The Bibeau v. Salette decision

A real estate agent is obligated to disclose his professional status, even in a personal transaction

Notice to reader

Please note that the following article has not yet been updated since the coming into force of the new Real Estate Brokerage Act on May 1, 2010. The OACIQ positions which are conveyed in this article may have evolved since the date of its publication. It is your responsibility to ensure, at all times, that you are acting or that you are exercising your rights or recourse in accordance with the Real Estate Brokerage Act, its regulations or any other applicable law.

If you have any questions, please contact the Info OACIQ Information Centre at 450 462-9800 or 1 800 440-7170, or by sending us a message.

Source: ACAIQ

Real estate brokers and agents who have a stake in a real estate transaction have an obligation to disclose in writing their capacity as real estate professionals. The Superior Court recently confirmed the unconditional nature of this provision by ordering a broker to reimburse $200,000 to his co-contracting party (1). In this case, the seller, who held a valid real estate broker certificate although he hadn’t practiced in several years, wished to sell his family residence. In December 2000, the buyer, a friend of his ex-spouse, presented a promise to purchase for $1,850,000 and offered to pay a $100,000 deposit. The act of sale was to be signed in June 2001. The seller made a counter-proposal asking for a $200,000 deposit. The buyer accepted the counter-proposal, understanding that she would lose her deposit if the transaction did not take place. However, she didn’t show up at the notary’s to sign the act of sale on the scheduled date and, several months later, demanded reimbursement of her $200,000 citing, on the one hand, the abusive nature of the deposit agreement and, on the other, her right of withdrawal without penalty provided under section 22 of the Real Estate Brokerage Act when a real estate broker or agent fails to disclose his status. According to the court, the deposit paid by the buyer did not constitute abuse given the value of the property, the long period of time preceding the sale and the fact that it was legitimate for the seller to want to ensure the seriousness of the buyer’s commitment. Therefore, it was not an abusive clause that could be struck down by a tribunal. In addition, the judge had to determine whether the buyer could invoke section 22 (2) of the Real Estate Brokerage Act to withdraw her promise to purchase. An analysis of this provision prompted the judge to conclude that:

  • the Real Estate Brokerage Act exists to ensure better protection of the public and, consequently, section 22 must receive a broad and liberal interpretation;
  • the goal is to ensure that the consumer knows with whom he is dealing;
  • in the absence of written disclosure on the part of the agent, the co-contracting party who withdraws is exempt from any penalty, including the payment of a deposit.
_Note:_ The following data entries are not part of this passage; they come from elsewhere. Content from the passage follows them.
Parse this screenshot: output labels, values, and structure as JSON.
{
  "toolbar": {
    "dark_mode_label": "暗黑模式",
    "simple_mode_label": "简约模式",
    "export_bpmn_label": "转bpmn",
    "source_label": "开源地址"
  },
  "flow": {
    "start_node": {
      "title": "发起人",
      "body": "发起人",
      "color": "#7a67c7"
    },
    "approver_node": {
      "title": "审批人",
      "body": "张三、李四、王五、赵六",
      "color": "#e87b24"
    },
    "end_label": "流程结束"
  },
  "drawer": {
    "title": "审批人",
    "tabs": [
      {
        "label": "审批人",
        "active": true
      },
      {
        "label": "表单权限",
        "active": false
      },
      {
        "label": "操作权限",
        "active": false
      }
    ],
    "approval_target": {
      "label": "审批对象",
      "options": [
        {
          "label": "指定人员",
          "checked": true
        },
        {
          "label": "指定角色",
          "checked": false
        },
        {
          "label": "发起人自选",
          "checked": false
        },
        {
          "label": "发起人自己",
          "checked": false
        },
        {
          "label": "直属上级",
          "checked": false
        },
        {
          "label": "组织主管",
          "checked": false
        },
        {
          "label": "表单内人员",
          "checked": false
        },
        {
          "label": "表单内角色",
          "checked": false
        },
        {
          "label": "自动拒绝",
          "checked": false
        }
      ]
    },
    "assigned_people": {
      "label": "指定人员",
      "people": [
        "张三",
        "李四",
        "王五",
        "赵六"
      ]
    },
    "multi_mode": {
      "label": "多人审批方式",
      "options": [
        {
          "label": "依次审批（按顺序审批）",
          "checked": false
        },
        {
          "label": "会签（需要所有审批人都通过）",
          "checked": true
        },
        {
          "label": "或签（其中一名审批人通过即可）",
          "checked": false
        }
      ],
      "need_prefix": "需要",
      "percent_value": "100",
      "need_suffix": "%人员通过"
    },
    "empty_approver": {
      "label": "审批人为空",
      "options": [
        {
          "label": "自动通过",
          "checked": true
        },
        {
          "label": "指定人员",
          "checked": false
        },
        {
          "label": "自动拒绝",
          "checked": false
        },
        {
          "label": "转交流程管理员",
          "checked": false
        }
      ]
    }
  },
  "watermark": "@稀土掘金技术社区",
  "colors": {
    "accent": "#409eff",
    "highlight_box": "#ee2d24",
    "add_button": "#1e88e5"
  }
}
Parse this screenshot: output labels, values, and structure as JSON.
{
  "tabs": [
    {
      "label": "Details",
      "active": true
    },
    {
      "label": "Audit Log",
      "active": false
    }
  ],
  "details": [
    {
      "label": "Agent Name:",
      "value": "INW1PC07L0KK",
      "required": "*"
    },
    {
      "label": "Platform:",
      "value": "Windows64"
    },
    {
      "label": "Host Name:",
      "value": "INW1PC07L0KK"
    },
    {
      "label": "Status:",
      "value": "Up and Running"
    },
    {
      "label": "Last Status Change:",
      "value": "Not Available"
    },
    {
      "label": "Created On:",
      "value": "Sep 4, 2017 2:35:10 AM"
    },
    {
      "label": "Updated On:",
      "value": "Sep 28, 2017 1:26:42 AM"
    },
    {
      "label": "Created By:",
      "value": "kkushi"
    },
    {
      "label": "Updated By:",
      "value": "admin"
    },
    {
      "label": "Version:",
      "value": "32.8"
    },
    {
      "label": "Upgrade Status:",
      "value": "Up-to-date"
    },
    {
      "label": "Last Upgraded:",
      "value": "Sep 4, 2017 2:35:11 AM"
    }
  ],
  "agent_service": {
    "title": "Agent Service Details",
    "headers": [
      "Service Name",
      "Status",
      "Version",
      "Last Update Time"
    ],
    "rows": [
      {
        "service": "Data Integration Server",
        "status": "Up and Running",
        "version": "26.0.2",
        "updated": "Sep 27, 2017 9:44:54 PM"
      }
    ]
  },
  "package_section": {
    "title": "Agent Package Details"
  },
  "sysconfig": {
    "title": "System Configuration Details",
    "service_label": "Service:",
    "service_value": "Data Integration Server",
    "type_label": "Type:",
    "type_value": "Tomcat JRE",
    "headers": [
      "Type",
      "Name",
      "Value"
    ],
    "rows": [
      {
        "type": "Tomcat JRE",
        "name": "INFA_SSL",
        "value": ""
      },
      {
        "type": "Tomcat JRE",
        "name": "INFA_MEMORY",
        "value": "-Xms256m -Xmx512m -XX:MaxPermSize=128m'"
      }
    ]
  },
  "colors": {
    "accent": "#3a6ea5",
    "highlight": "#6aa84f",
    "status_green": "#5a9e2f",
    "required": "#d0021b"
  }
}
Since the act of sale had not been signed, the buyer was allowed to withdraw her promise to purchase at any time and under any circumstance, and ask that her deposit be refunded. Consequently, the court ordered the seller to pay back the $200,000. The judge also noted that section 22 of the Act creates a strict and imperative obligation. It is not enough therefore for the buyer to have known about the seller’s professional status – the seller should have disclosed it following proper procedures, i.e. in writing and in accordance with the terms of section 81 of the By-Law of the ACAIQ. Moreover, the fact that the buyer accepted to pay a deposit and only exercised her right of withdrawal after the scheduled date of signing changes nothing to her right to be reimbursed for the amounts paid. On this point, the court stated: ''the requirement of a payment such as that demanded by the seller is precisely that from which the legislator wanted to protect co-contracting parties''.

A standard disclosure form

Section 22 of the Real Estate Brokerage Act was enacted to force all real estate brokers and agents to disclose their interest in a transaction, even if not carried out in their professional capacity, i.e. when they are acting on their own behalf or for their personal affairs. In the absence of a written disclosure in accordance with the By-Law of the ACAIQ, the co-contracting party may at any time withdraw from his obligations without penalty and without having to prove prejudice or error. This disclosure obligation also applies to transactions regarding any immovable in which the broker or agent has only an indirect interest. In rendering this decision, the court reminded real estate brokers and agents that they cannot evade the strict obligations imposed by the law regarding their capacity as real estate professionals. The ACAIQ would like to remind its members that a standard form entitled ''Notice of disclosure – Complete before any commitment'', consistent with the requirements of section 81 of the By-Law of the ACAIQ.

  • Bibeau v. Salette, S.C. 540-05-006600-021, June 4, 2004.
  • 22. Every broker or agent, whether in the course of his duties or not, who holds or intends to acquire, directly or indirectly, an interest in immovable property that is being purchased, sold or exchanged must, without delay and in writing, disclose his quality as broker or agent to the prospective contracting party, in the manner prescribed in the By-law of the Association. In case of failure to do so, the person entitled to such information may, as long as the contract evidencing the transaction has not been signed by the parties, withdraw, without penalty, from any offer or promise, whether accepted or not, concerning the immovable property, by sending or giving a written notice to the other party.